Paul David from Trinity Methodist Church said he first saw Pastor Lee and volunteers handing out food to the needy in Petaling Street in 2007 and it left an impression on him.

YMCA provided space for the street feeding. When the street feeding began, there were only 20 people, now they feed 120 to 130 people every Saturday.

“We started the street feeding programme in August 2007 and has not stopped since. We serve food every Saturday, even on public holidays.

“The street feeding programme is part of our Samaritan Ministry.

“We also run a medical clinic in Kepong for Myanmar refugees and a Trinity Centre in Brickfields where the street people can take a bath,” he said.

The church also hand out food to street people at Pasar Seni every Thursday 7.30pm with their mobile kitchen via a truck donated by a church member.

“Profits from the church’s Menorah Café are channelled to the street feeding and church members can also donate directly to the programme.

“It costs RM100,000 a year for the street feeding. Other churches also help out,” Paul said.
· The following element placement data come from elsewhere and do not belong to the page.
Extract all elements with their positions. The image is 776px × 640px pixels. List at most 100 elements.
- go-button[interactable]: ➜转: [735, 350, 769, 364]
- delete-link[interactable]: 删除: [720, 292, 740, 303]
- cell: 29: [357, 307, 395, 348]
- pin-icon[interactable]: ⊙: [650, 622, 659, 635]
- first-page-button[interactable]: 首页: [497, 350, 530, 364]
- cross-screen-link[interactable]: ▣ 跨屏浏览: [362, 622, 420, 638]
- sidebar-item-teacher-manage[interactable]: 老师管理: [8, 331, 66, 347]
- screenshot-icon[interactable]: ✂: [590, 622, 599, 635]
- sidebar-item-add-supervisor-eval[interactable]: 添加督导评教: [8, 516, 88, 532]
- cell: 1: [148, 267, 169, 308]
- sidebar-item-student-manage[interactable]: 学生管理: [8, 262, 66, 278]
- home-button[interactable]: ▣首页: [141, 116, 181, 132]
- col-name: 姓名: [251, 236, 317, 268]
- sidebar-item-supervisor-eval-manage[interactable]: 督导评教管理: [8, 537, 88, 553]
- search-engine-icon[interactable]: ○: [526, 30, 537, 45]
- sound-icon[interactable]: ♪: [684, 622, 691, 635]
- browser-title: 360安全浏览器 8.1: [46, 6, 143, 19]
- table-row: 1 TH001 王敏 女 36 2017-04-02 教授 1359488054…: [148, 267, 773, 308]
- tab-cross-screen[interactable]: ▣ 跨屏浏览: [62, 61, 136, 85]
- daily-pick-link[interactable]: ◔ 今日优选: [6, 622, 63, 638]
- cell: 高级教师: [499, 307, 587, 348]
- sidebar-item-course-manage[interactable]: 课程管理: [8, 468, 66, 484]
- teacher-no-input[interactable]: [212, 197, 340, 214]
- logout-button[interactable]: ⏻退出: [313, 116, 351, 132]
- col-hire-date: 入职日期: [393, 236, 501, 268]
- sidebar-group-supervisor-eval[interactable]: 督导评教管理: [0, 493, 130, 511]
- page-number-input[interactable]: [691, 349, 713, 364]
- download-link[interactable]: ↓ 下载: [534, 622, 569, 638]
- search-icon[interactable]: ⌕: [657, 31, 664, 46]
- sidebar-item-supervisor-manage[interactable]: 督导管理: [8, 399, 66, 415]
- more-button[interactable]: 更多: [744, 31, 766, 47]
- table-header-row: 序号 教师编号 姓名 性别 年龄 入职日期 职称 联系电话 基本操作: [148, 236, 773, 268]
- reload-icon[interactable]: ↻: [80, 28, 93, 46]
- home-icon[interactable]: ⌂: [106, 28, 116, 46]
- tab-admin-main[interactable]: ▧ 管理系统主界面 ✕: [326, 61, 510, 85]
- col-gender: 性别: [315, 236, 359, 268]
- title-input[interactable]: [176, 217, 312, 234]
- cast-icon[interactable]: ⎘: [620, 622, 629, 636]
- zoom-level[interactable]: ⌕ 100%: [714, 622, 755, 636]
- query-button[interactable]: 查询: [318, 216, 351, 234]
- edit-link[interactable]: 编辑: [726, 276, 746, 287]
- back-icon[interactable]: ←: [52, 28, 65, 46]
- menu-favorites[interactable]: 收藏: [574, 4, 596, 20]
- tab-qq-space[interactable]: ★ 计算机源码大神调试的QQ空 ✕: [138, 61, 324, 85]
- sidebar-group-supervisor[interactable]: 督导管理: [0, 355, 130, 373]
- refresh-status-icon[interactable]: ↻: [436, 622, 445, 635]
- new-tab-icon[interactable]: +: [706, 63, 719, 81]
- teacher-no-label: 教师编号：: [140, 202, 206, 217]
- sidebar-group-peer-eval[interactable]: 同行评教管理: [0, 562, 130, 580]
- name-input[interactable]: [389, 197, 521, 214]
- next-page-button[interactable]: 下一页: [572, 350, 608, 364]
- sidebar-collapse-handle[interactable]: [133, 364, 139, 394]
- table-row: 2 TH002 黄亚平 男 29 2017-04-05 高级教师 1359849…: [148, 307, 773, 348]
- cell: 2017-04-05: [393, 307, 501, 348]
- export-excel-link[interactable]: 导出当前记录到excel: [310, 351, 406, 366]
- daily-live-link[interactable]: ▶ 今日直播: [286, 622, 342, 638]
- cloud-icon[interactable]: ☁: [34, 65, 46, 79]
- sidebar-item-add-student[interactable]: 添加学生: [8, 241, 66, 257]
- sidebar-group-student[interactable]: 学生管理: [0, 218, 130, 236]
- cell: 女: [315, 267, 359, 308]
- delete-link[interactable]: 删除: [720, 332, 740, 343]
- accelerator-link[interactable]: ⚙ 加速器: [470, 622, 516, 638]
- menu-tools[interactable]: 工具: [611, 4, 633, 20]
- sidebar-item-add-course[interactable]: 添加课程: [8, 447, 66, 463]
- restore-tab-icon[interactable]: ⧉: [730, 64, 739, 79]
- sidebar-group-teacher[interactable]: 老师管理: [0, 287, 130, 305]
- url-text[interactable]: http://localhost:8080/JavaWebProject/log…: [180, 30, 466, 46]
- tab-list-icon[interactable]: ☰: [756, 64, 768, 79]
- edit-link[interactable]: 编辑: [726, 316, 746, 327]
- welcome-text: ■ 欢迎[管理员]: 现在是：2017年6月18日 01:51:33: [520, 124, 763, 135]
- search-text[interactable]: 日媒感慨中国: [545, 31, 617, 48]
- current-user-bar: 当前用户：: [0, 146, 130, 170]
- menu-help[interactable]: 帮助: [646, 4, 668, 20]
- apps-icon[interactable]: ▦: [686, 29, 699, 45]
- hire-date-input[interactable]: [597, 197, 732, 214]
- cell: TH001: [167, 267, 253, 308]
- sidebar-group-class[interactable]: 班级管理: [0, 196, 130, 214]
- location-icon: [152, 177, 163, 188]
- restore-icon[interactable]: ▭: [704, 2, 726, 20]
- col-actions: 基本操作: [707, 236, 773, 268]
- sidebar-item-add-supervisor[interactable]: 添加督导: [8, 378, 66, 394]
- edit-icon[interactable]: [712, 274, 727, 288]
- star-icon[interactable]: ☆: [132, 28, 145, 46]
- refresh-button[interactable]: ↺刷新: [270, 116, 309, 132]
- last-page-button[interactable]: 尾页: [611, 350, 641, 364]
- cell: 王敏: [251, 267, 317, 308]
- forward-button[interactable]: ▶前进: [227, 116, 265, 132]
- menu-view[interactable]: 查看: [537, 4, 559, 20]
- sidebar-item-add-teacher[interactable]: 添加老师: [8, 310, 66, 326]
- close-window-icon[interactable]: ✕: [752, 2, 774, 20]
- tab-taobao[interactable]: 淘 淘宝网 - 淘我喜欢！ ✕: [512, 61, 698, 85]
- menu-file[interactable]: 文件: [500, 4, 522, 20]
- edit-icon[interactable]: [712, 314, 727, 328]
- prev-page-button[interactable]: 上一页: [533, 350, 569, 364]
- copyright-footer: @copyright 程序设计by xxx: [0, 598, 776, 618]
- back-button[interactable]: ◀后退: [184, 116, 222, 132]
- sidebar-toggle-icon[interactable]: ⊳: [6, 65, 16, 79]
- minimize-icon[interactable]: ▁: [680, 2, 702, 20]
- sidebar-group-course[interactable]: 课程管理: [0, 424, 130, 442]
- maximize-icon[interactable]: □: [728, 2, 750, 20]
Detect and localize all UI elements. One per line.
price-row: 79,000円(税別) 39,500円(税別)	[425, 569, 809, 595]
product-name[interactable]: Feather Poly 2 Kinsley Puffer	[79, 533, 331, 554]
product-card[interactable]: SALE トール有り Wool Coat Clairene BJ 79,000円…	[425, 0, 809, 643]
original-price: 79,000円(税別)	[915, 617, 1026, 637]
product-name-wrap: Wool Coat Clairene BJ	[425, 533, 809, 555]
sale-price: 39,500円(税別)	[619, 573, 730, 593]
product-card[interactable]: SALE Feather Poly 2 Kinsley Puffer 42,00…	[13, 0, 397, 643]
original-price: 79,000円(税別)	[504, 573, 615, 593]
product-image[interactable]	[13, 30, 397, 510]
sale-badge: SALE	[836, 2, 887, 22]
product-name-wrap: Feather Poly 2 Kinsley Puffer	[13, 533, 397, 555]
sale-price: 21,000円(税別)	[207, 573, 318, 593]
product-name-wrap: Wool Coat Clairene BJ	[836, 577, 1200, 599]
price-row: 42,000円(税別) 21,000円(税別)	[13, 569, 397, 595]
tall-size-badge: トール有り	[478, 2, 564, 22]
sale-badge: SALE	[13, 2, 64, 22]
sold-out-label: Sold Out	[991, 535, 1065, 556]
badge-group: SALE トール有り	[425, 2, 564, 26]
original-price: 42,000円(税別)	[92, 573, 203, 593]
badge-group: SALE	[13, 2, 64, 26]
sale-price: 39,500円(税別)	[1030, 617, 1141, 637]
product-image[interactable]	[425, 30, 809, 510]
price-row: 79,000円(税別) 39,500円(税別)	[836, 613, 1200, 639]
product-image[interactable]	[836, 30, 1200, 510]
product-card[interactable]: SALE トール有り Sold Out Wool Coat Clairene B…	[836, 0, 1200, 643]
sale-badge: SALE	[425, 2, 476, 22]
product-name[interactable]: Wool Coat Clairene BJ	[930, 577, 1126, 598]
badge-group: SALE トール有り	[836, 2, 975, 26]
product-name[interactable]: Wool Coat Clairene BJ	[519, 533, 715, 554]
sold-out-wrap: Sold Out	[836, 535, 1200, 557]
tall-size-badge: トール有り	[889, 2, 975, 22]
According to Star Publications (M) Bhd deputy group chief marketing officer Angelina Villanueva, the visit was also part of the ‘Do Good. Volunteer’ Cam­paign initiated by The Star.

“The aim of the initiative is to promote volunteerism in Malaysia. We will launch a volunteer-matching portal in June.

“There are those are want to be a volunteer but do not know where to go to and there are organisations that need help but cannot find volunteers, hence the portal will link volunteers to charity organisations that need help,” she said.

This portal dogoodvolunteer.com is targeted to be launched in June but you can pre-register now.